KURT SALZINGER (Hofstra University)
Kurt Salzinger, Ph.D. is Senior Scholar in Residence at Hofstra University in Hempstead, N.Y. since January 2003. He was Executive Director for Science at the American Psychological Association 2001 to 2003. He’s been President of the New York Academy of Sciences, has served on the Board of Directors of the APA, and been president of Divisions 1 (General Psychology) and 25 (Behavior Analysis), and of the American Association of Applied and Preventive Psychology. He also served as the first Chair of the Board of the Cambridge Center 1986 – 1988, subsequently as a member until 1991 and again a member of the Board since 2004. He is author or editor of 12 books and over 120 articles and book chapters. The most recent book was edited by Rieber, R.W., and Salzinger in 1998: Psychology: Theoretical-historical perspectives. Washington, D.C.: American Psychological Association.

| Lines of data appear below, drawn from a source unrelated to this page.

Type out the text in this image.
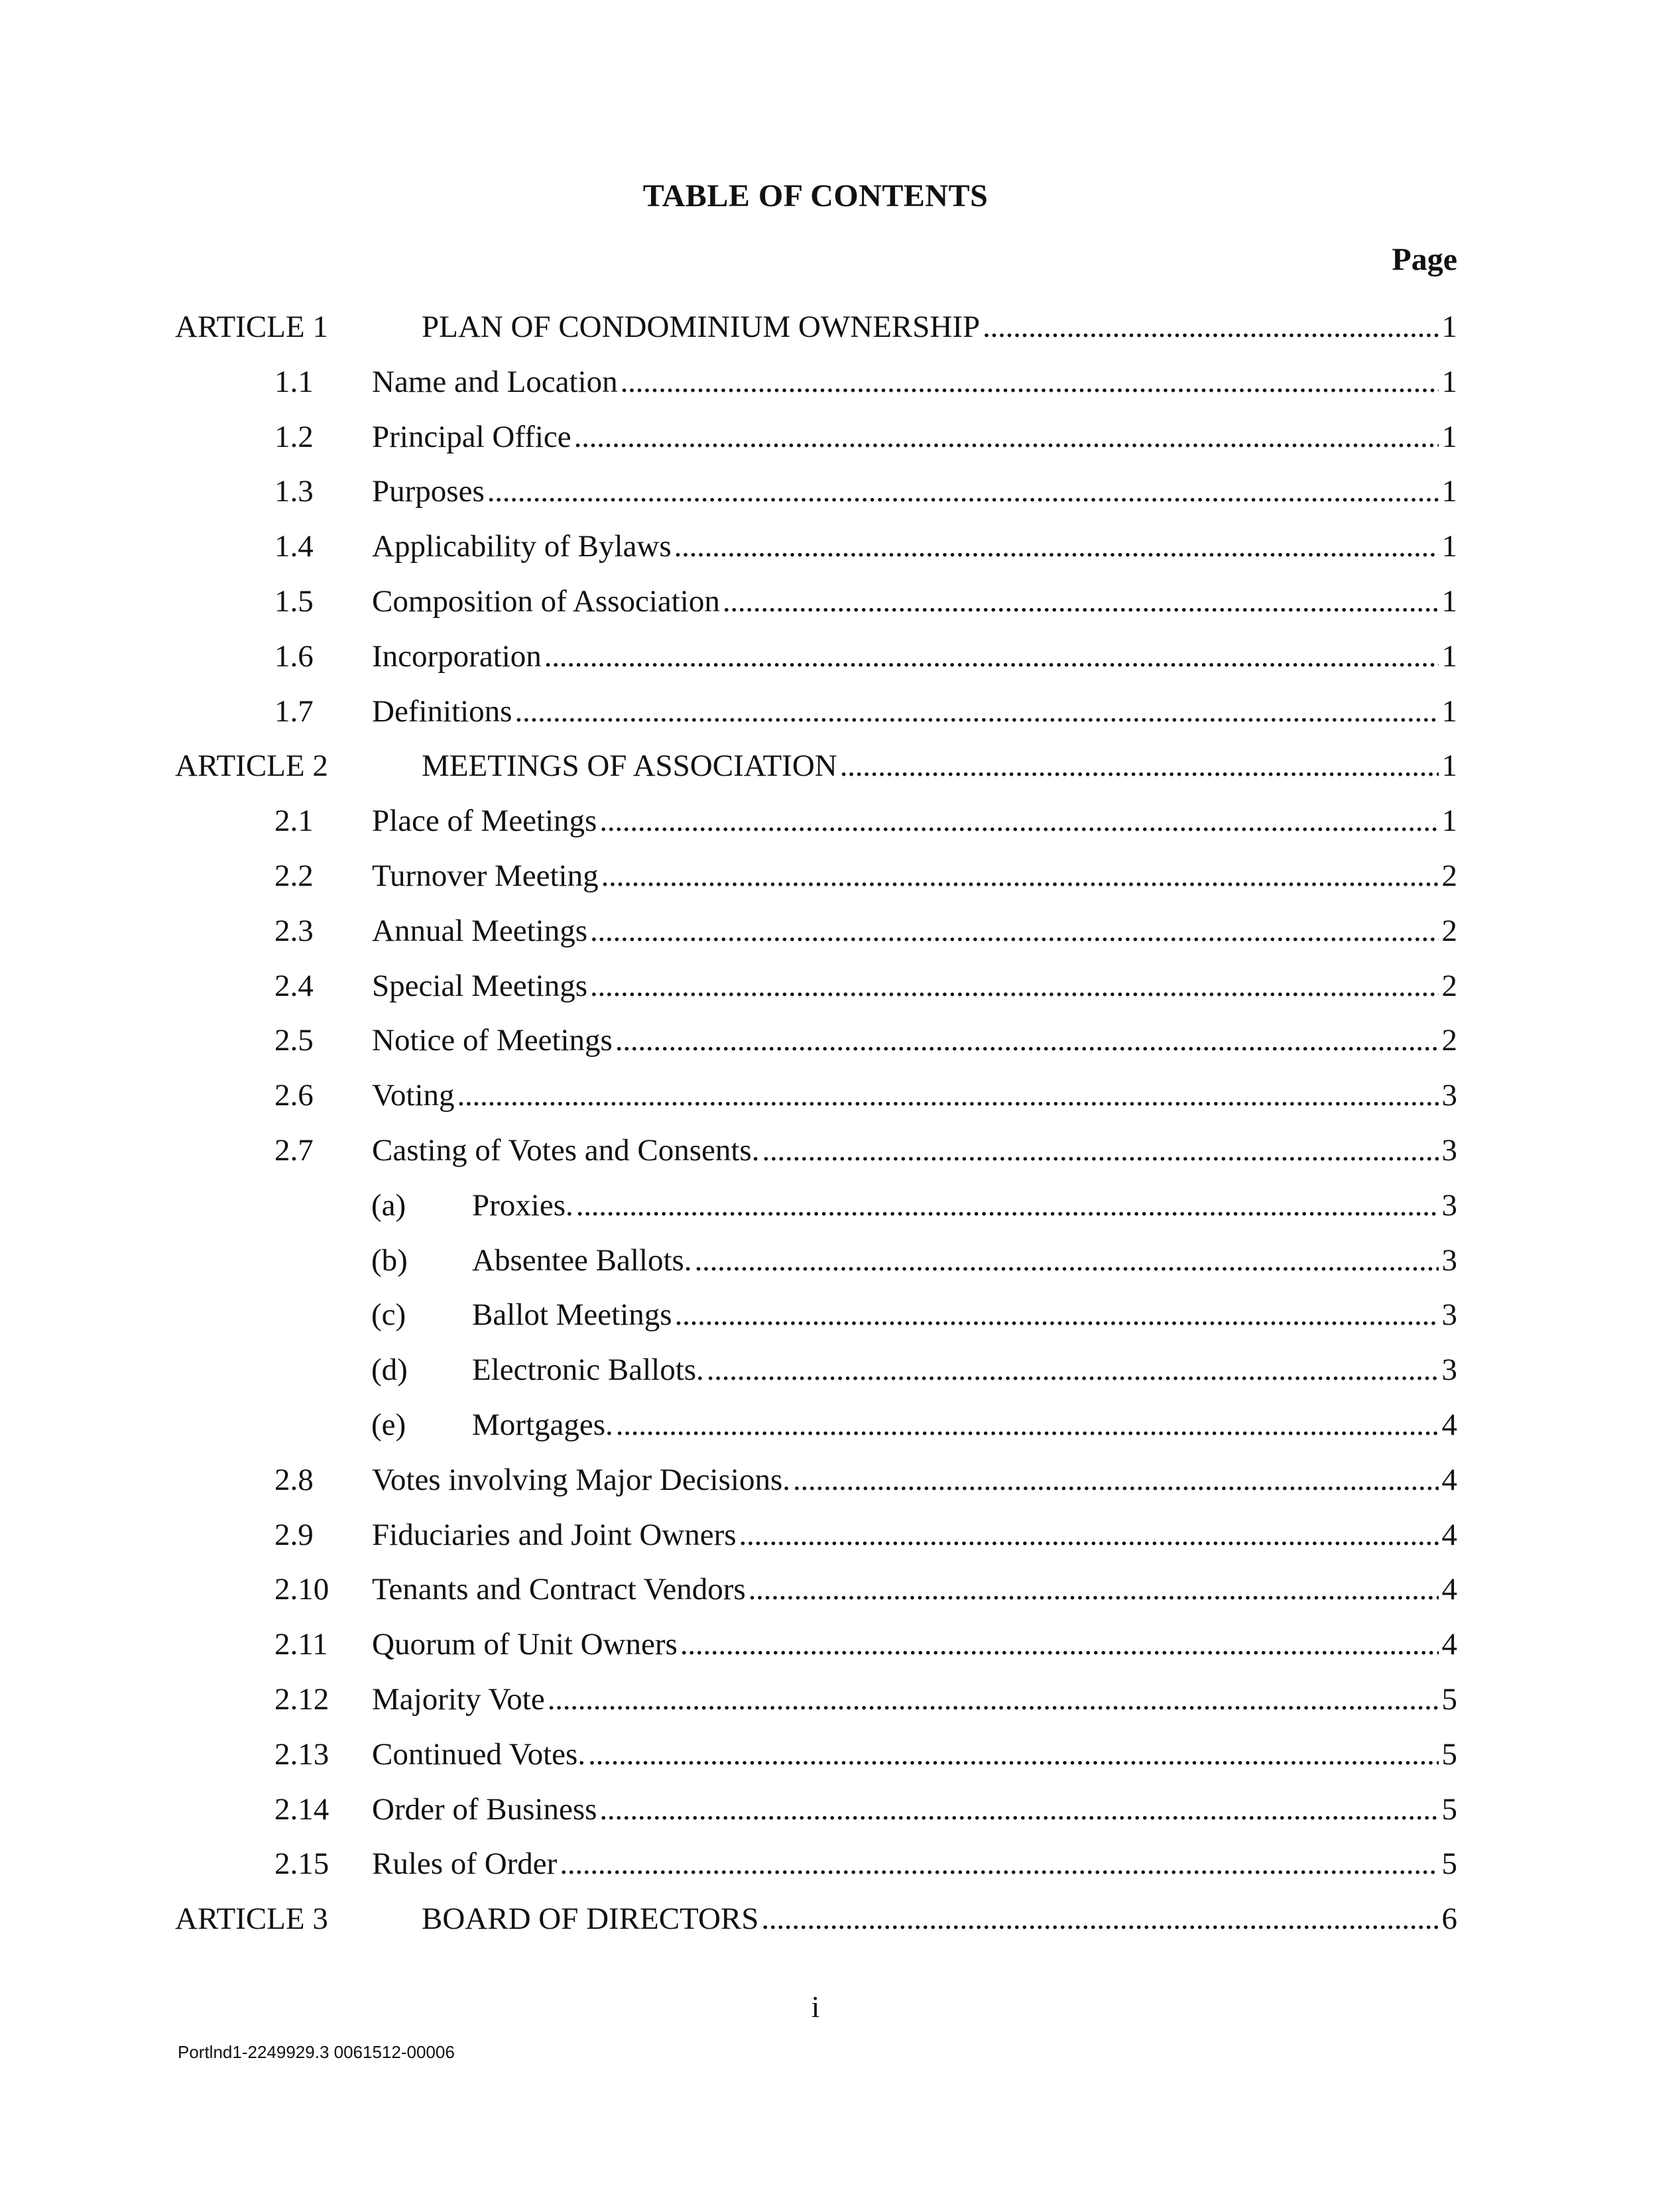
TABLE OF CONTENTS
Page
ARTICLE 1	PLAN OF CONDOMINIUM OWNERSHIP . . .	1
1.1 Name and Location . . .	1
1.2 Principal Office . . .	1
1.3 Purposes . . .	1
1.4 Applicability of Bylaws . . .	1
1.5 Composition of Association . . .	1
1.6 Incorporation . . .	1
1.7 Definitions . . .	1
ARTICLE 2	MEETINGS OF ASSOCIATION . . .	1
2.1 Place of Meetings . . .	1
2.2 Turnover Meeting . . .	2
2.3 Annual Meetings . . .	2
2.4 Special Meetings . . .	2
2.5 Notice of Meetings . . .	2
2.6 Voting . . .	3
2.7 Casting of Votes and Consents. . . .	3
(a) Proxies. . . .	3
(b) Absentee Ballots. . . .	3
(c) Ballot Meetings . . .	3
(d) Electronic Ballots. . . .	3
(e) Mortgages. . . .	4
2.8 Votes involving Major Decisions. . . .	4
2.9 Fiduciaries and Joint Owners . . .	4
2.10 Tenants and Contract Vendors . . .	4
2.11 Quorum of Unit Owners . . .	4
2.12 Majority Vote . . .	5
2.13 Continued Votes. . . .	5
2.14 Order of Business . . .	5
2.15 Rules of Order . . .	5
ARTICLE 3	BOARD OF DIRECTORS . . .	6
i
Portlnd1-2249929.3 0061512-00006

He has varied research interests, including behavior analysis applied to human beings, dogs, rats, and goldfish, schizophrenia, verbal behavior of children and adults and history of psychology. He has both given grants (when a program officer at the National Science Foundation) and received them (when professor of psychology at Hofstra University and Polytechnic University of New York and Principal Research Scientist at the New York State Psychiatric Institute) for his own research. He received the Sustained Superior Performance Award from the NSF, the Stratton Award from the American Psychopathological Association, and the Most Meritorious Article Award from the Journal of Behavior Therapy and Experimental Psychiatry. In 2002 he was Presidential Scholar for the Association for Behavior Analysis.